Tom was proven correct! The boys watched, fascinated, as the stones took shape. After producing a giant mass of nanites the tiny micromachines began forming a kronolator. It took only a few minutes for the machine to become recognizable. Within twenty minutes the entire process was complete. An entire kronolator was now sitting on the surface of the asteroid!

The two teenagers cheered. “You did it, Tom!”

Tom was immensely pleased. “That will work, Bud. It’s even better than I’d hoped. Now let’s go get that kronolator and head home. I have an appointment with BG Industries!”

* * * * *

 

That evening Tom found himself standing in the private office of Ed Gamino.
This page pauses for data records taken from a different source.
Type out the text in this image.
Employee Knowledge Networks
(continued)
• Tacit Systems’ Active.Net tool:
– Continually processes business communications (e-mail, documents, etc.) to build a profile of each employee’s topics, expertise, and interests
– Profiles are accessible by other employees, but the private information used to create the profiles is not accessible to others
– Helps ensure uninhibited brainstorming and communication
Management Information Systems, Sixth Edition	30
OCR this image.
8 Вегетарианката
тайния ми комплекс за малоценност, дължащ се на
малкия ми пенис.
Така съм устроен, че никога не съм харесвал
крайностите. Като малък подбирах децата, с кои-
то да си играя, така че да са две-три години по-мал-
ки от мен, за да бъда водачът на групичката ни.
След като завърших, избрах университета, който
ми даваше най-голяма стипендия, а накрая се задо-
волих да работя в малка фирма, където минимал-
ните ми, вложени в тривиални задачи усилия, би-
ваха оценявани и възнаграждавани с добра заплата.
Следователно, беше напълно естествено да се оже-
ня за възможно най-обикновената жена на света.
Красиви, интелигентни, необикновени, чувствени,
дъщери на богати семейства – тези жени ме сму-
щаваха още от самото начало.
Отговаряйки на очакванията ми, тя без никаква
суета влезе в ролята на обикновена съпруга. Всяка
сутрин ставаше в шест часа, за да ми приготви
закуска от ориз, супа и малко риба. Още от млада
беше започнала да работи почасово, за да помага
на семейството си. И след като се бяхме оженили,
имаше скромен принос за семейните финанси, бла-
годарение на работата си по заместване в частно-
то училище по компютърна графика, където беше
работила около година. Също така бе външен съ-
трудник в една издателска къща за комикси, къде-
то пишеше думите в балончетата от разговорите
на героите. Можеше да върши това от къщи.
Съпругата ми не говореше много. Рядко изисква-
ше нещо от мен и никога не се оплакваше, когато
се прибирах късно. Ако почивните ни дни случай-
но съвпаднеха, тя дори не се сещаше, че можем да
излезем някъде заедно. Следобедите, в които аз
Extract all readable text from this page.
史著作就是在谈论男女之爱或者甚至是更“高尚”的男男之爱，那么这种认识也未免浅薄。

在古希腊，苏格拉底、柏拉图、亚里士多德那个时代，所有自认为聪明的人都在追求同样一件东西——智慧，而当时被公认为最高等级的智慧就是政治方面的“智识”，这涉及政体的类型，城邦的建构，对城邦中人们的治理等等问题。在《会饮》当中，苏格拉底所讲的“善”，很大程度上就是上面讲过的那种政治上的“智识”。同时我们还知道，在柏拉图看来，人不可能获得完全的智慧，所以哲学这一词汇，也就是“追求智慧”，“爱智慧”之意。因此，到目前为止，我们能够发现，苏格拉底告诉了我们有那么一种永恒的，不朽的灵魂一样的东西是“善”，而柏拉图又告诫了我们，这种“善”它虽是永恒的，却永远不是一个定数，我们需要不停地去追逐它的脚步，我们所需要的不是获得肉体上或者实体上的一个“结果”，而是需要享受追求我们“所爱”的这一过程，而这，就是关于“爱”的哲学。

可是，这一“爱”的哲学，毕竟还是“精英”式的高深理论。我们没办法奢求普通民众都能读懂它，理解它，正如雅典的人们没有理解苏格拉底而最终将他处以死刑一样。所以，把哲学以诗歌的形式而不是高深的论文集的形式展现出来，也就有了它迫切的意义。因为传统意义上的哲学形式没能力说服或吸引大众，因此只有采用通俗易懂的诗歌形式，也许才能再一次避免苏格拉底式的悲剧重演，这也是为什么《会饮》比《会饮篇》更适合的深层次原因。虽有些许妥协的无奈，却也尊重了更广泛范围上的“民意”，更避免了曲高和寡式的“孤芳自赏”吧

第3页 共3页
Ed was immensely pleased. “This is fantastic, Tom – truly fantastic!” he said, as he browsed through the technical blueprints that Tom had given him.

“It’s all there, and it works,” Tom replied proudly. “I haven’t tried it on anything as large as a city, but as long as we’re careful and build the colony in smaller sections we should be all right. When the Behemoth makes it to Epsilon Eridani I’ll come out and handle the city’s construction.”

Ed beamed. “I appreciate it, Tom. I really do. This is everything I had hoped for! You won’t regret this.”

Tom nodded. “It is a marvel. All I ask is that you don’t try building the stones yourself. The time matrices are extremely difficult to manufacture, and the tiniest flaw can lead to a runaway chain reaction. I’m giving you the blueprints so you can see what I’ve done but I want you to promise me that you will never, ever use them. I will personally bring the stones for your colony.”

“You have my word,” Ed promised. “I’ll file these away and leave them alone. And now it’s time for me to fulfill my part of the bargain!”

Ed got out of his chair, walked over to a secure filing cabinet, and unlocked the top drawer. He rifled through it for a moment and then pulled out a blue folder labeled “Time Trigger”. Ed handed Tom the entire folder.

“Here you are, just as I promised! This is everything I got from Tom IV’s laboratory – my only copy. It is all yours, my boy. I only hope that you are able to get it to work. I couldn’t understand a word of it, myself!”

Tom glanced through the folder. His pulse quickened as he realized that the documents were genuine! As he glanced over the hand-written equations his mind began to race. This is it! Tom thought excitedly. This is exactly what I needed! I can’t believe it. I’m finally holding the missing key to time travel!

“Now those aren’t actual blueprints,” Ed warned. “I think those are the research notes that Tom IV used to design his own time trigger. As far as I could tell Tom IV didn’t keep any blueprints. That’s all I was able to find.”

“This is all I need,” Tom replied. “This will work fine.”

“Wonderful! Wonderful. Remember, be sure to bring Irene here after you rescue her! I want to meet her.”

“I’ll do that,” Tom promised. “And thanks.”

“No, thank you. This is a day that will change the course of history forever! Mankind will never forget what you’ve done, Tom – never.”